My mother is a certifiable beach Nazi. If a child throws so much as a grain of sand her way, she will shoot him a look so deadly he will run cowering to his parents. It’s a beautiful thing to behold, really, and quite effective as kids often steer clear of our blanket. As a result, however, I’m a bit paranoid about my own children’s beach behavior and have become certifiable in my own right. After witnessing weeks of bad beach etiquette, I feel the need to share this list of beach dos and don’ts that would make my mom proud:
1. Don’t throw sand – ever. Don’t walk to the shore and shake out your towel. Don’t let your kids run amongst the blankets, kicking up sand in their wake. Do teach them to deposit their shovel full of sand low to the ground, rather than vigorously throw it over their shoulder. Do take your flip-flops off before walking by my blanket. Sand has its place and it’s not between my teeth.
2. Mind your balls. Everyone loves throwing a football or playing paddle ball, but engaging in these activities at the shore of a crowded beach is just plain rude. Everyone must scrupulously avoid you and your balls. You keep hitting people, running into them and splashing them. Your balls land on people’s lunches. Take your balls and go to a field or park, or come back in October. Speaking of balls, gentlemen, please do not wear your sport shorts to the beach, sans underwear. That’s why they put that little mesh thing inside your bathing suit. It’s a ball catcher. Wear it, or, at the very least, keep those legs closed.

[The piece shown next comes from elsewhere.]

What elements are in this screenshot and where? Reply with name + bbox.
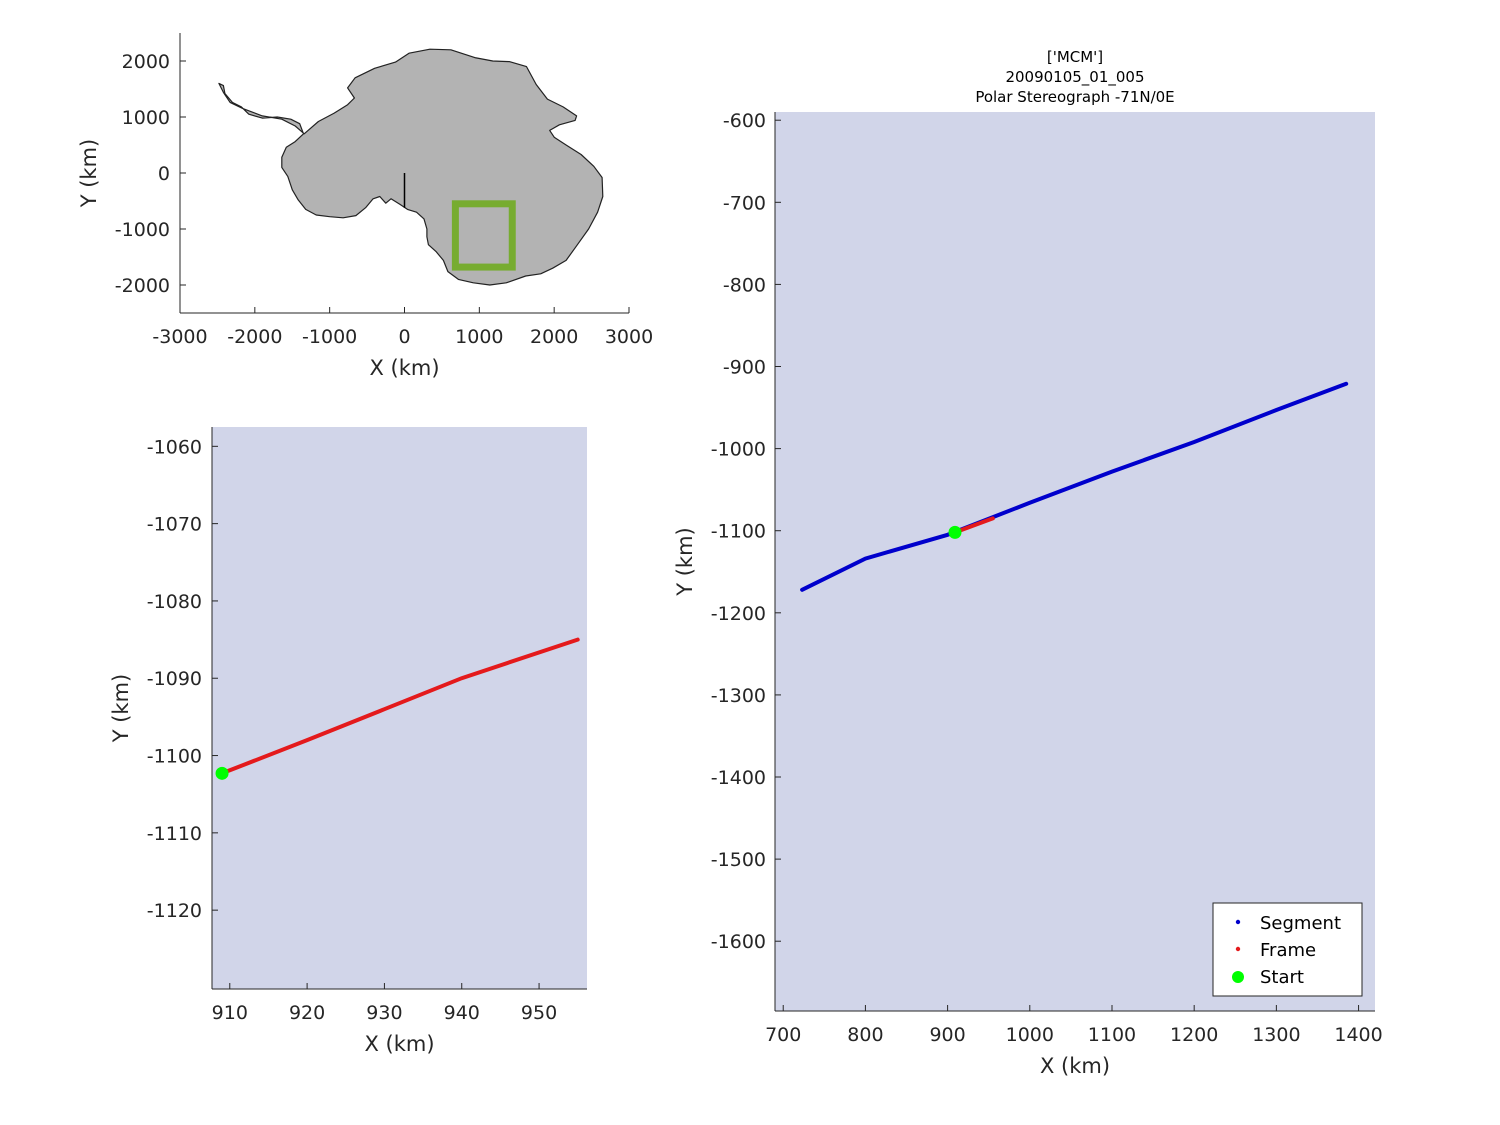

3. Personal space, people. I know there are those days when the temperature climbs to 100 degrees and everyone flocks to South County, so much so that you feel the entire state will tip right into the Atlantic. On those days, I accept that our blankets will be touching. Most days, however, there’s ample sand for all of us. Why, then, must people plop themselves so obtrusively close to my beach camp? If you’re planning a beach day with 18 of your closest friends and relatives, don’t show up at noon on a Sunday in July and expect to get prime real estate by squeezing yourself in between two families. Get there early, like the rest of us did. If you’re not sure about the boundaries, ask yourself these questions:
Are you sitting so close that no one can discern where your party ends and mine begins?
Are people unable to walk between my camp and yours without stepping on my blanket?
If a strong breeze blows, will I catch of whiff of your body odor and/or salami and cheese sandwich?
If you’ve answered “yes” to any of these questions, you have your answer: You’re too close.
4. Go home with your toys, and only your toys. The beach is a veritable key party for toys, as most of us come with one set and leave with another. You can almost hear the toys plotting their exit: “Hey you, in the Hello Kitty bikini. I came with her, but I’m going home with YOU.” While I like the idea of a fair swap, I don’t like that my kids’ toys are so vulnerable. I know it’s just a shovel, but it’s my shovel, damn it, and I’d like to go home with the one with which I arrived. Please tell your kids to leave my toys alone, even if they beg to be taken home. I’ll do the same.
5. Finally, and most importantly, stop feeding the seagulls. It’s hard to believe this rule needs to be said, but every summer some morons decide that last clamcake would make a great seagull snack. There they stand, large grin on their faces, as the seagulls surround them like a scene from “The Birds.” The rest of us, however, are getting pummeled with bird shit and must rush to cover our bags of chips as these rats with wings descend upon our blankets. If you want to feed birds, do it in your own backyard where they’ll crap all over YOU and YOUR stuff. As for that last clamcake, eat it or throw it in the garbage. Seagulls don’t need grease and carbs.
I apologize if I come off as a curmudgeon. I just want to enjoy my day at the beach without being covered in seagull poop and getting hit by stray balls. If you disagree with my rules, or have a rule or two you’d like to share, please comment. I’d love to hear from you. That said, Number 5 is not up for debate.
You make me proud daughter dearest.. sounds like you may be soon taking my reign over as Beach Nazi Queen! Love it… people pay attention!
LMAO! Add in loud music and cigarette smoke and I'm on-board!